Veniamo al quadro politico: Renzi dice no all’aiuto, questo si mortale per lui,
di Berlusconi sulla frontiera del governo. Reggerà?
Questa legislatura si è aperta con la “non-vittoria” del Pd di Bersani, l’impossibilità
di dar vita ad una collaborazione con il M5S e l’accordo obbligato con il
centrodestra e il suo leader, Silvio Berlusconi, prima per eleggere il presidente della
Repubblica e poi per dar vita ad un governo per le riforme elettorali e costituzionali,
che necessariamente si dotasse anche, attraverso un non facile compromesso tra
forze tra loro politicamente alternative, dei programmi idonei ad affrontare le gravi
difficoltà economiche e sociali del paese. Il governo di Enrico Letta ha impostato
questo lavoro comune tra il Pd e l’allora Pdl, con l’apporto delle formazioni centriste
che avevano sostenuto la leadership di Mario Monti, anche sulla base di una
clausola del tutto esplicita di separazione tra la vicenda giudiziaria di Berlusconi
e la vita del governo di larghe intese. La clausola di separazione non ha tuttavia
retto alla prova dei fatti. La condanna definitiva di Berlusconi in Cassazione per
frode fiscale e la conseguente sua decadenza da senatore, sancita da un voto
dell’assemblea di Palazzo Madama, hanno fatto saltare l’accordo di governo.
Berlusconi è uscito dalla maggioranza e il governo ha potuto continuare il suo
lavoro, solo grazie alla scissione consumatasi nel Pdl, con la rinascita di Forza
Italia e la fondazione del Nuovo centrodestra. Era chiaro tuttavia che il destino
del governo Letta era segnato e con esso la sorte della legislatura, che poteva al
più riuscire ad approvare una nuova legge elettorale per poi riportare il paese alle
urne. È in questo scenario che si inserisce il patto del Nazareno, il vero capolavoro
politico di Matteo Renzi, che è riuscito a riportare Berlusconi al tavolo delle riforme,
senza modificare la composizione della maggioranza di governo e, come hanno
dimostrato i risultati delle europee, senza pagare alcun prezzo elettorale, anzi
semmai ottenendone un consistente vantaggio per il Pd, che col nuovo leader
e la sua strategia di movimento, ha conquistato una inedita centralità politica ed
elettorale. Ora Berlusconi è tornato ad offrire il suo sostegno anche sul versante
dell’azione di governo, in particolare nel campo economico e sociale. Penso che
il Pd e il governo, tanto più in un passaggio così difficile come quello che stiamo
attraversando, debbano accogliere in modo aperto e positivo tutte le manifestazioni
di disponibilità al confronto costruttivo che vengano dalle opposizioni. Non credo
invece che sia all’ordine del giorno, neppure da parte di Forza Italia, una rimessa in
discussione degli equilibri di governo.
Ultima domanda. Parliamo della Comunicazione del Premier. “Dal tacchino
ai gufi e agli avvoltoi lo zoo politico s’è fatto cupo”, è il titolo di un articolo
firmato, qualche giorno fa, da Jacopo Iacoboni sulla Stampa.

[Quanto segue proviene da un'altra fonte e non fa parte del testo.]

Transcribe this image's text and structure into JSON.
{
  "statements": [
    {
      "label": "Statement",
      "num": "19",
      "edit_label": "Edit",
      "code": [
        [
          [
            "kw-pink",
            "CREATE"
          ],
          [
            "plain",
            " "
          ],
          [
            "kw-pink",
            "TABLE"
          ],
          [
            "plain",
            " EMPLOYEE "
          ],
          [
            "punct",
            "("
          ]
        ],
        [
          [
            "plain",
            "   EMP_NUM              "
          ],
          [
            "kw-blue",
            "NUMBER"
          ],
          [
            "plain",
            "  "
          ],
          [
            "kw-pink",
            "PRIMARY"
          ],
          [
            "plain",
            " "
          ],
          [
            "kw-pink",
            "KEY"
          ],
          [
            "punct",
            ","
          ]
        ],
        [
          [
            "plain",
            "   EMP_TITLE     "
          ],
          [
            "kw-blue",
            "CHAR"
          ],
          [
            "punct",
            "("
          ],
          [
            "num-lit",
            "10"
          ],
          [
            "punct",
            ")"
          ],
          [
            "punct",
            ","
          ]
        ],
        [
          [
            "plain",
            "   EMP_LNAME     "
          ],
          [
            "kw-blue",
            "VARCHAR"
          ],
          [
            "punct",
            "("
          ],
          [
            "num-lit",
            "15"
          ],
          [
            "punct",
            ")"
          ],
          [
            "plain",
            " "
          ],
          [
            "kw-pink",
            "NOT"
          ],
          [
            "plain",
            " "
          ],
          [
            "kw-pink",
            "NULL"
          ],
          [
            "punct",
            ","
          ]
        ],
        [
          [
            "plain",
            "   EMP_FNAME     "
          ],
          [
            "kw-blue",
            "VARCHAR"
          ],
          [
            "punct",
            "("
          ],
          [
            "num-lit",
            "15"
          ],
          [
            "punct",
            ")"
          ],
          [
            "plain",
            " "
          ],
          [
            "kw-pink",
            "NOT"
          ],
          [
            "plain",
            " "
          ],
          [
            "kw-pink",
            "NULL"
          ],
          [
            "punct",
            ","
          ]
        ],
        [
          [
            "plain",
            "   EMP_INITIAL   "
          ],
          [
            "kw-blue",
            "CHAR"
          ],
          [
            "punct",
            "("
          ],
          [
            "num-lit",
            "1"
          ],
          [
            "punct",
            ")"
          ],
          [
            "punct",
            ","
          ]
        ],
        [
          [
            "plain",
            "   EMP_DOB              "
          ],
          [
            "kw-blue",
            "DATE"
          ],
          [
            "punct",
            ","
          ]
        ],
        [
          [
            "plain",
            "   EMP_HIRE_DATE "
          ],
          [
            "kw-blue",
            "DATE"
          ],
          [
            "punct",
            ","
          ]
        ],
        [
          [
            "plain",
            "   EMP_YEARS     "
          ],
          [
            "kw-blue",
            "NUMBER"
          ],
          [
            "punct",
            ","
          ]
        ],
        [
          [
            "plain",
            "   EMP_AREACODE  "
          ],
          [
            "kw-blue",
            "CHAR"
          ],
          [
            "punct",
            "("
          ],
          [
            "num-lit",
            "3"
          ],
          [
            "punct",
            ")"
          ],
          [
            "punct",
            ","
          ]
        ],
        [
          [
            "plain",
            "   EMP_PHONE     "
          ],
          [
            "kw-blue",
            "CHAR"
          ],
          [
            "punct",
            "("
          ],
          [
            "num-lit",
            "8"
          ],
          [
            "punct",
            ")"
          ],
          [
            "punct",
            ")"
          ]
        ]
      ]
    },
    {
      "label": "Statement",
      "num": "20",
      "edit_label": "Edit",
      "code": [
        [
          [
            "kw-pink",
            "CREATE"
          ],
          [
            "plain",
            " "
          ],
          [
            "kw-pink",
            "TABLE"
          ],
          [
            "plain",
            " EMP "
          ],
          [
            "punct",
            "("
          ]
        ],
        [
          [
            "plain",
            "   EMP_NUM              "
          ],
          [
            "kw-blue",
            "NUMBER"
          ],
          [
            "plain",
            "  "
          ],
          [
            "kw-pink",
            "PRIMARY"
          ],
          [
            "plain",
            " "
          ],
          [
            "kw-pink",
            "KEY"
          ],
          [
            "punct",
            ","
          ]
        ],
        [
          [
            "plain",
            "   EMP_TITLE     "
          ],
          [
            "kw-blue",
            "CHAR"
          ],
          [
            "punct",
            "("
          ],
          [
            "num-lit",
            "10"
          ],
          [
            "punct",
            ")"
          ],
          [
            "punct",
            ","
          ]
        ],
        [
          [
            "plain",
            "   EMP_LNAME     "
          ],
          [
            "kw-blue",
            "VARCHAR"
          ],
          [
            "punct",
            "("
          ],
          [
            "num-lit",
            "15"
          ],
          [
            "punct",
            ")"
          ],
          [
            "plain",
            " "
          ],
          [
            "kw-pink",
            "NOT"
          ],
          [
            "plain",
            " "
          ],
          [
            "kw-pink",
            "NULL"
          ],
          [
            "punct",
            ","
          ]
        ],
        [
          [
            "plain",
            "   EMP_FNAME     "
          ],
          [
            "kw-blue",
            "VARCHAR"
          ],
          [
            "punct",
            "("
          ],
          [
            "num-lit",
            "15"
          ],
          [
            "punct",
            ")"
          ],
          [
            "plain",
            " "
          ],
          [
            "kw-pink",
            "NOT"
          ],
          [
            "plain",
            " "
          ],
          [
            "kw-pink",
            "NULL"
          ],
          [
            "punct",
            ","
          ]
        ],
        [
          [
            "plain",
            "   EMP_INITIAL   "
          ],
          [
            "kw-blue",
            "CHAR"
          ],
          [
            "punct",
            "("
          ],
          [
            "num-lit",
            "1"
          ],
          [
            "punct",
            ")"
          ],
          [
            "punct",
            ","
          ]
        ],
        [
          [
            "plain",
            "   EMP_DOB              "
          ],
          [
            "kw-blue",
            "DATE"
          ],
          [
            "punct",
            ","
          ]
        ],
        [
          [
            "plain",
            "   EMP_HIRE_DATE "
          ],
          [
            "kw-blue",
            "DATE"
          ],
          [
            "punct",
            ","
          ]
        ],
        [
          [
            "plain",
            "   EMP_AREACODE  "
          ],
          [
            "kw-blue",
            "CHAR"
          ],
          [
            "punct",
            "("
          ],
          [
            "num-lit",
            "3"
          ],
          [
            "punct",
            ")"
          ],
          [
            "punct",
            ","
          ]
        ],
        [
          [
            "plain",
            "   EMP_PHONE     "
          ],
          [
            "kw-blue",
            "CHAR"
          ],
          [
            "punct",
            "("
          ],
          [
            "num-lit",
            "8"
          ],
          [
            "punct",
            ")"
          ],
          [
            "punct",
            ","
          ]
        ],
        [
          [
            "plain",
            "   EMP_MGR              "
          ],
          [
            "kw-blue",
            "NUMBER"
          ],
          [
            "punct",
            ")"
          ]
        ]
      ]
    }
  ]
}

“Il premier si sta cucendo addosso un immaginario fatto di animali cupi
(i gufi), per non dire palesemente profittatori (gli sciacalli e gli avvoltoi),
o iettatori, gli «uccellacci del malaugurio». È una visione del mondo che
Renzi addebita a chi lo critica, non a sé, ma gli finisce appiccicata addosso,
ci pensi; rischia di essere dal punto di vista della comunicazione un
purissimo autogol, la sensazione di qualcosa di buio, e di una lingua troppo
aggressiva”. Non è venuto, per lui, il tempo del realismo e dell’umiltà?
Il realismo, a Renzi, non è mai mancato, è anzi una sua spiccata virtù. Quanto
all’umiltà, mi pare che la pratichi nei fatti, pur senza professarla troppo nelle parole.
Il resto, mi pare siano più o meno gradevoli dibattiti estetico-estivi.